Merge pull request #100614 from nibaccam/guardrails

PRMerger18 · web-flow · commit fb2efbafebb2 · 2020-01-10T13:49:50.000-08:00
Add guardrails
diff --git a/articles/machine-learning/concept-automated-ml.md b/articles/machine-learning/concept-automated-ml.md
@@ -93,7 +93,7 @@ In every automated machine learning experiment, your data is automatically scale
 
 ### Advanced preprocessing: optional featurization
 
-Additional advanced preprocessing and featurization are also available, such as missing values imputation, encoding, and transforms. [Learn more about what featurization is included](how-to-create-portal-experiments.md#preprocess). Enable this setting with:
+Additional advanced preprocessing and featurization are also available, such as data guardrails, encoding, and transforms. [Learn more about what featurization is included](how-to-create-portal-experiments.md#preprocess). Enable this setting with:
 
 + Azure Machine Learning studio: Selecting the **View featurization settings** in the **Configuration Run** section [with these steps](how-to-create-portal-experiments.md).
 
@@ -160,7 +160,7 @@ Learn more and see an example of [automated machine learning for time series for
 
 * holiday detection and featurization
 * time-series and DNN learners (Auto-ARIMA, Prophet, ForecastTCN)
-* many model support through grouping
+* many models support through grouping
 * rolling-origin cross validation
 * configurable lags
 * rolling window aggregate features
diff --git a/articles/machine-learning/how-to-create-portal-experiments.md b/articles/machine-learning/how-to-create-portal-experiments.md
@@ -146,11 +146,12 @@ Variance| Measure of how far spread out this column's data is from its average v
 Skewness| Measure of how different this column's data is from a normal distribution.
 Kurtosis| Measure of how heavily tailed this column's data is compared to a normal distribution.
 
+
 <a name="preprocess"></a>
 
 ## Advanced preprocessing options
 
-When configuring your experiments, you can enable the advanced setting `Preprocess`. Doing so means that the following data preprocessing and featurization steps are performed automatically.
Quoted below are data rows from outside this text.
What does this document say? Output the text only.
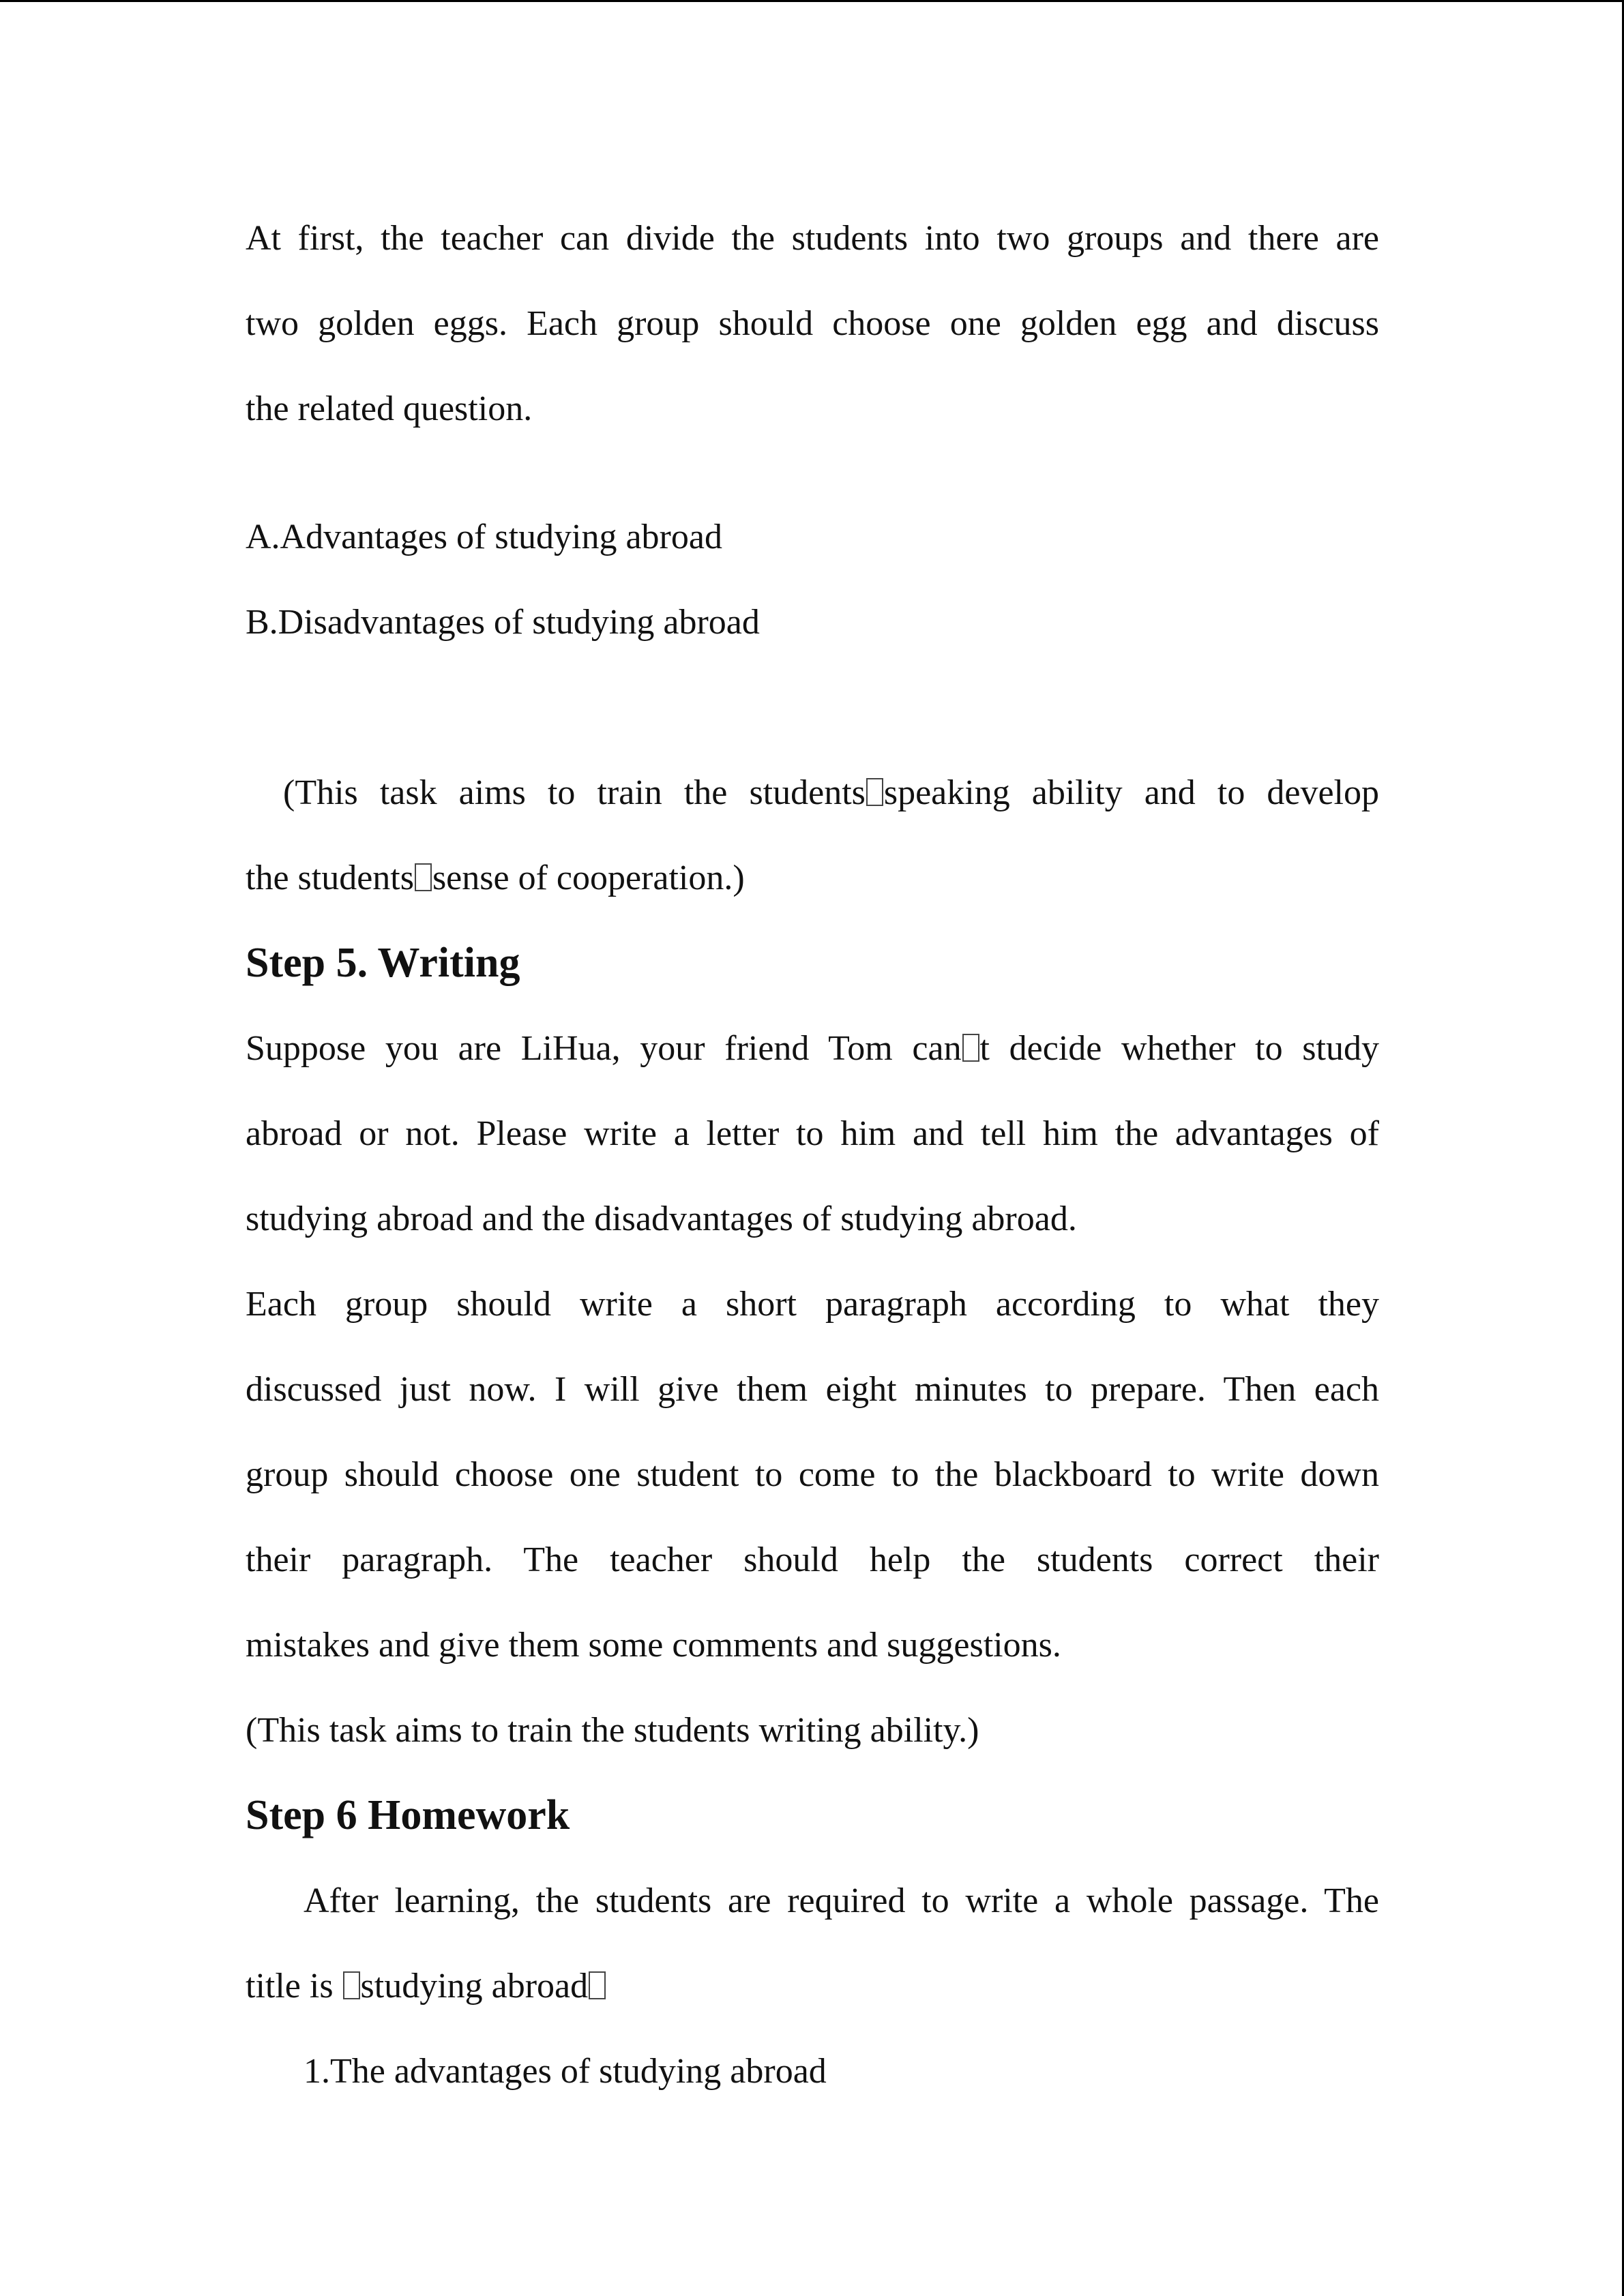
At first, the teacher can divide the students into two groups and there are
two golden eggs. Each group should choose one golden egg and discuss
the related question.
A.Advantages of studying abroad
B.Disadvantages of studying abroad
(This task aims to train the students speaking ability and to develop
the students sense of cooperation.)
Step 5. Writing
Suppose you are LiHua, your friend Tom can t decide whether to study
abroad or not. Please write a letter to him and tell him the advantages of
studying abroad and the disadvantages of studying abroad.
Each group should write a short paragraph according to what they
discussed just now. I will give them eight minutes to prepare. Then each
group should choose one student to come to the blackboard to write down
their paragraph. The teacher should help the students correct their
mistakes and give them some comments and suggestions.
(This task aims to train the students writing ability.)
Step 6 Homework
After learning, the students are required to write a whole passage. The
title is studying abroad
1.The advantages of studying abroad
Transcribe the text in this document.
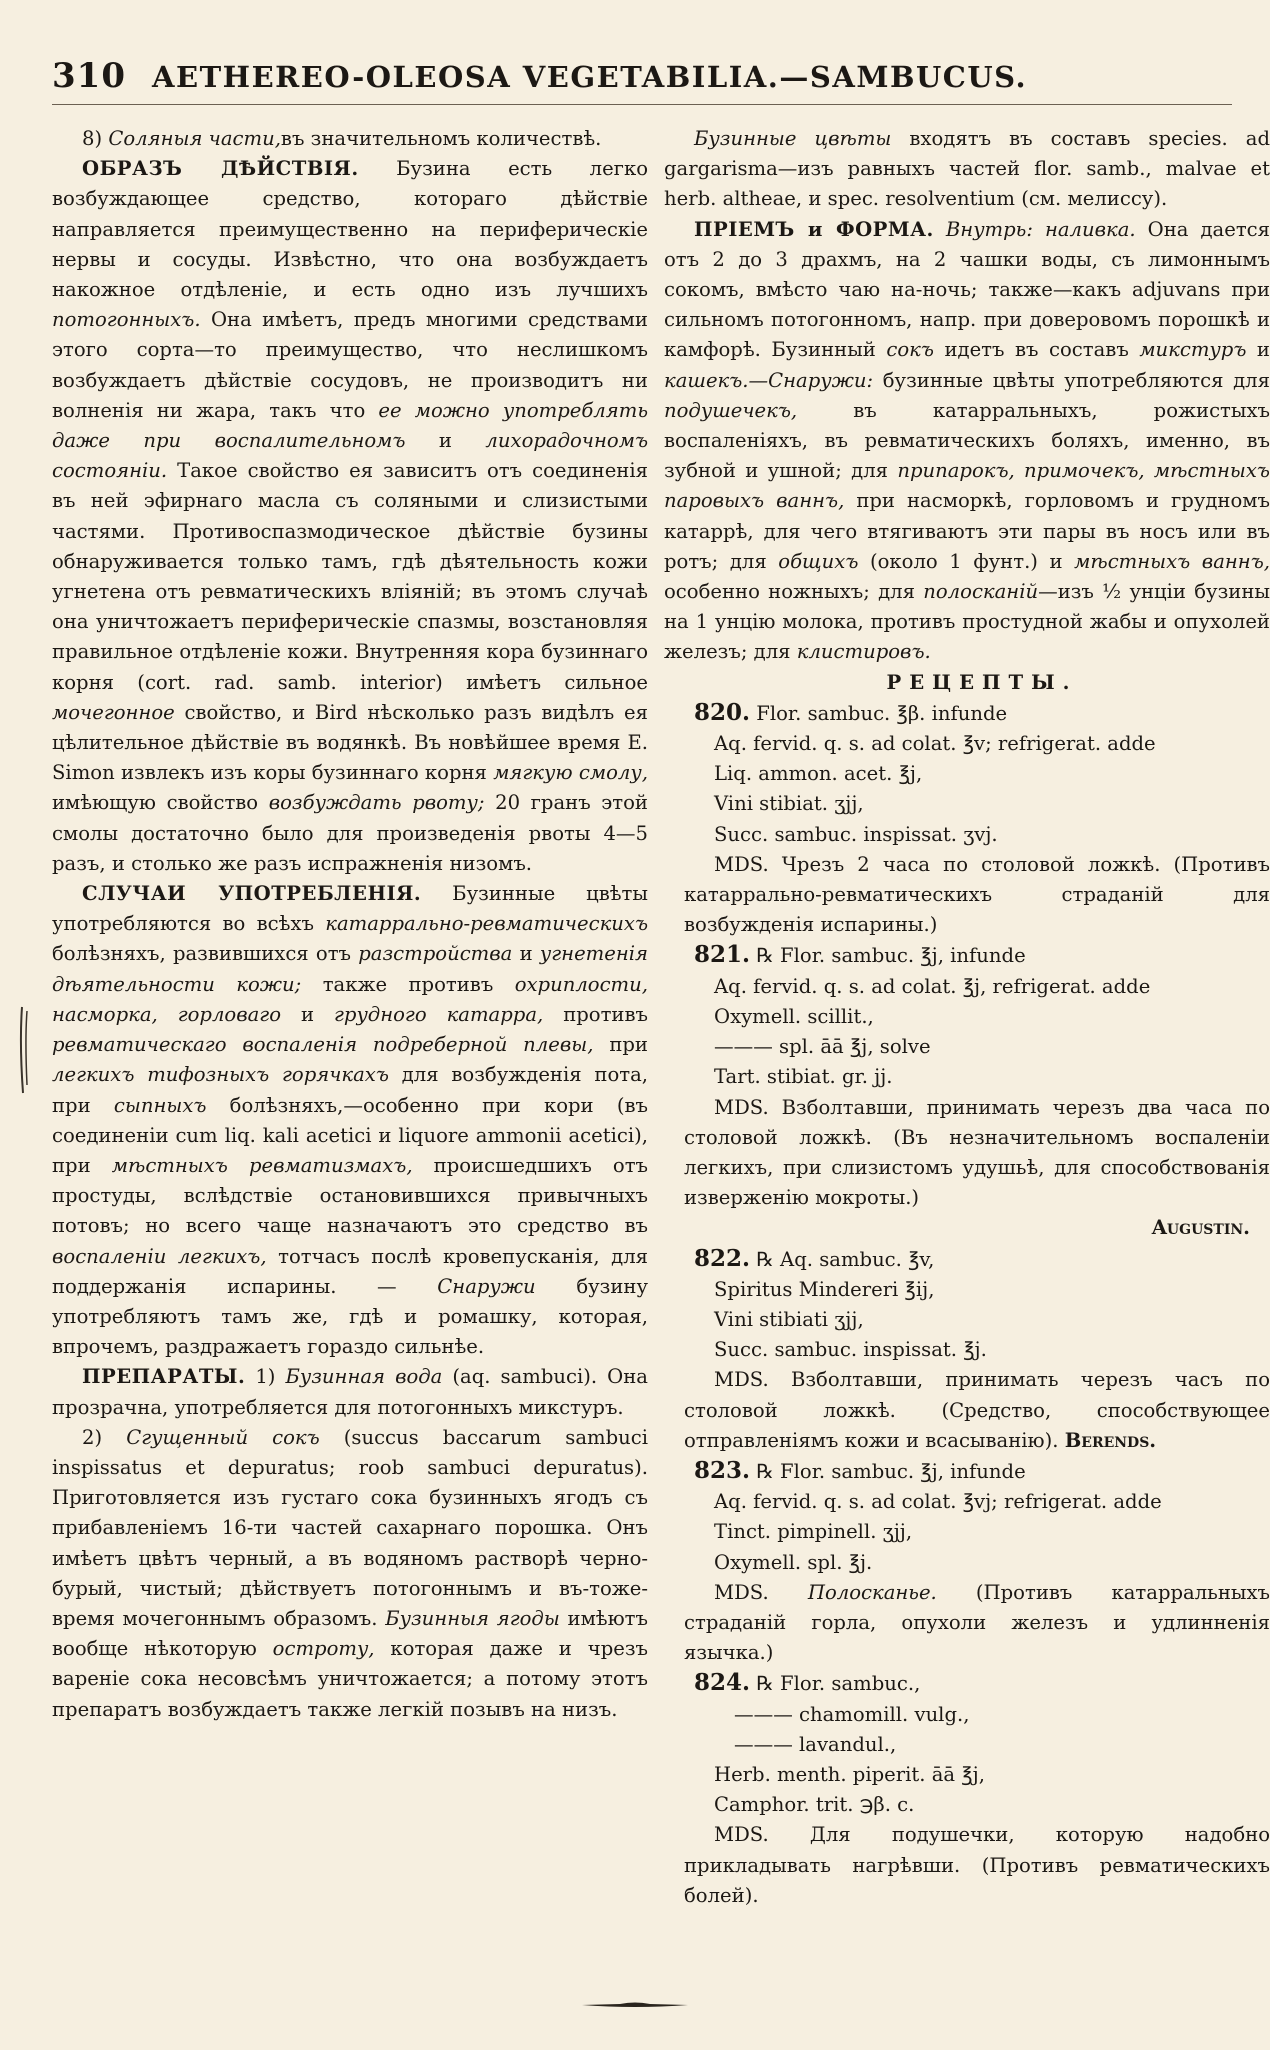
310 AETHEREO-OLEOSA VEGETABILIA.—SAMBUCUS.

8) Соляныя части,въ значительномъ количествѣ.

ОБРАЗЪ ДѢЙСТВІЯ. Бузина есть легко возбуждающее средство, котораго дѣйствіе направляется преимущественно на периферическіе нервы и сосуды. Извѣстно, что она возбуждаетъ накожное отдѣленіе, и есть одно изъ лучшихъ потогонныхъ. Она имѣетъ, предъ многими средствами этого сорта—то преимущество, что неслишкомъ возбуждаетъ дѣйствіе сосудовъ, не производитъ ни волненія ни жара, такъ что ее можно употреблять даже при воспалительномъ и лихорадочномъ состояніи. Такое свойство ея зависитъ отъ соединенія въ ней эфирнаго масла съ соляными и слизистыми частями. Противоспазмодическое дѣйствіе бузины обнаруживается только тамъ, гдѣ дѣятельность кожи угнетена отъ ревматическихъ вліяній; въ этомъ случаѣ она уничтожаетъ периферическіе спазмы, возстановляя правильное отдѣленіе кожи. Внутренняя кора бузиннаго корня (cort. rad. samb. interior) имѣетъ сильное мочегонное свойство, и Bird нѣсколько разъ видѣлъ ея цѣлительное дѣйствіе въ водянкѣ. Въ новѣйшее время E. Simon извлекъ изъ коры бузиннаго корня мягкую смолу, имѣющую свойство возбуждать рвоту; 20 гранъ этой смолы достаточно было для произведенія рвоты 4—5 разъ, и столько же разъ испражненія низомъ.

СЛУЧАИ УПОТРЕБЛЕНІЯ. Бузинные цвѣты употребляются во всѣхъ катаррально-ревматическихъ болѣзняхъ, развившихся отъ разстройства и угнетенія дѣятельности кожи; также противъ охриплости, насморка, горловаго и грудного катарра, противъ ревматическаго воспаленія подреберной плевы, при легкихъ тифозныхъ горячкахъ для возбужденія пота, при сыпныхъ болѣзняхъ,—особенно при кори (въ соединеніи cum liq. kali acetici и liquore ammonii acetici), при мѣстныхъ ревматизмахъ, происшедшихъ отъ простуды, вслѣдствіе остановившихся привычныхъ потовъ; но всего чаще назначаютъ это средство въ воспаленіи легкихъ, тотчасъ послѣ кровепусканія, для поддержанія испарины. — Снаружи бузину употребляютъ тамъ же, гдѣ и ромашку, которая, впрочемъ, раздражаетъ гораздо сильнѣе.

ПРЕПАРАТЫ. 1) Бузинная вода (aq. sambuci). Она прозрачна, употребляется для потогонныхъ микстуръ.

2) Сгущенный сокъ (succus baccarum sambuci inspissatus et depuratus; roob sambuci depuratus). Приготовляется изъ густаго сока бузинныхъ ягодъ съ прибавленіемъ 16-ти частей сахарнаго порошка. Онъ имѣетъ цвѣтъ черный, а въ водяномъ растворѣ черно-бурый, чистый; дѣйствуетъ потогоннымъ и въ-тоже-время мочегоннымъ образомъ. Бузинныя ягоды имѣютъ вообще нѣкоторую остроту, которая даже и чрезъ вареніе сока несовсѣмъ уничтожается; а потому этотъ препаратъ возбуждаетъ также легкій позывъ на низъ.

Бузинные цвѣты входятъ въ составъ species. ad gargarisma—изъ равныхъ частей flor. samb., malvae et herb. altheae, и spec. resolventium (см. мелиссу).

ПРІЕМЪ и ФОРМА. Внутрь: наливка. Она дается отъ 2 до 3 драхмъ, на 2 чашки воды, съ лимоннымъ сокомъ, вмѣсто чаю на-ночь; также—какъ adjuvans при сильномъ потогонномъ, напр. при доверовомъ порошкѣ и камфорѣ. Бузинный сокъ идетъ въ составъ микстуръ и кашекъ.—Снаружи: бузинные цвѣты употребляются для подушечекъ, въ катарральныхъ, рожистыхъ воспаленіяхъ, въ ревматическихъ боляхъ, именно, въ зубной и ушной; для припарокъ, примочекъ, мѣстныхъ паровыхъ ваннъ, при насморкѣ, горловомъ и грудномъ катаррѣ, для чего втягиваютъ эти пары въ носъ или въ ротъ; для общихъ (около 1 фунт.) и мѣстныхъ ваннъ, особенно ножныхъ; для полосканій—изъ ½ унціи бузины на 1 унцію молока, противъ простудной жабы и опухолей железъ; для клистировъ.

РЕЦЕПТЫ.

820. Flor. sambuc. ℥β. infunde

Aq. fervid. q. s. ad colat. ℥v; refrigerat. adde

Liq. ammon. acet. ℥j,

Vini stibiat. ʒjj,

Succ. sambuc. inspissat. ʒvj.

MDS. Чрезъ 2 часа по столовой ложкѣ. (Противъ катаррально-ревматическихъ страданій для возбужденія испарины.)

821. ℞ Flor. sambuc. ℥j, infunde

Aq. fervid. q. s. ad colat. ℥j, refrigerat. adde

Oxymell. scillit.,

——— spl. āā ℥j, solve

Tart. stibiat. gr. jj.

MDS. Взболтавши, принимать черезъ два часа по столовой ложкѣ. (Въ незначительномъ воспаленіи легкихъ, при слизистомъ удушьѣ, для способствованія изверженію мокроты.)

Augustin.

822. ℞ Aq. sambuc. ℥v,

Spiritus Mindereri ℥ij,

Vini stibiati ʒjj,

Succ. sambuc. inspissat. ℥j.

MDS. Взболтавши, принимать черезъ часъ по столовой ложкѣ. (Средство, способствующее отправленіямъ кожи и всасыванію). Berends.

823. ℞ Flor. sambuc. ℥j, infunde

Aq. fervid. q. s. ad colat. ℥vj; refrigerat. adde

Tinct. pimpinell. ʒjj,

Oxymell. spl. ℥j.

MDS. Полосканье. (Противъ катарральныхъ страданій горла, опухоли железъ и удлинненія язычка.)

824. ℞ Flor. sambuc.,

——— chamomill. vulg.,

——— lavandul.,

Herb. menth. piperit. āā ℥j,

Camphor. trit. ℈β. c.

MDS. Для подушечки, которую надобно прикладывать нагрѣвши. (Противъ ревматическихъ болей).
+When configuring your experiments, you can enable the advanced setting `Preprocess`. Doing so means that as part of preprocessing the following data guardrails and featurization steps are performed automatically.
 
 |Preprocessing&nbsp;steps| Description |
 | ------------- | ------------- |
@@ -164,6 +165,20 @@ When configuring your experiments, you can enable the advanced setting `Preproce
 |Weight of Evidence (WoE)|Calculates WoE as a measure of correlation of categorical columns to the target column. It is calculated as the log of the ratio of in-class vs out-of-class probabilities. This step outputs one numerical feature column per class and removes the need to explicitly impute missing values and outlier treatment.|
 |Cluster Distance|Trains a k-means clustering model on all numerical columns.  Outputs k new features, one new numerical feature per cluster, containing the distance of each sample to the centroid of each cluster.|
 
+### Data guardrails
+
+Automated machine learning offers data guardrails to help you identify potential issues with your data (e.g., missing values, class imbalance) and help take corrective actions for improved results. There are many best practices that are available and can be applied to achieve reliable results. 
+
+The following table describes the currently supported data guardrails, and the associated statuses that users may come across when submitting their experiment.
+
+Guardrail|Status|Condition&nbsp;for&nbsp;trigger
+---|---|---
+Missing&nbsp;values&nbsp;imputation |**Passed** <br> <br> **Fixed**|	No missing value in any of the input&nbsp;columns <br> <br> Some columns have missing values
+Cross validation|**Done**|If no explicit validation set is provided
+High&nbsp;cardinality&nbsp;feature&nbsp;detection|	**Passed** <br> <br>**Done**|	No high cardinality features were detected <br><br> High cardinality input columns were detected
+Class balance detection	|**Passed** <br><br><br>**Alerted** |Classes are balanced in the training data; A dataset is considered balanced if each class has good representation in the dataset, as measured by number and ratio of samples <br> <br> Classes in the training data are imbalanced
+Time-series data consistency|**Passed** <br><br><br><br> **Fixed** |<br> The selected {horizon, lag, rolling window} value(s) were analyzed, and no potential out-of-memory issues were detected. <br> <br>The selected {horizon, lag, rolling window} values were analyzed and will potentially cause your experiment to run out of memory. The lag or rolling window has been turned off.
+
 ## Run experiment and view results
 
 Select **Start** to run your experiment. The experiment preparing process can take up to 10 minutes. Training jobs can take an additional 2-3 minutes more for each pipeline to finish running.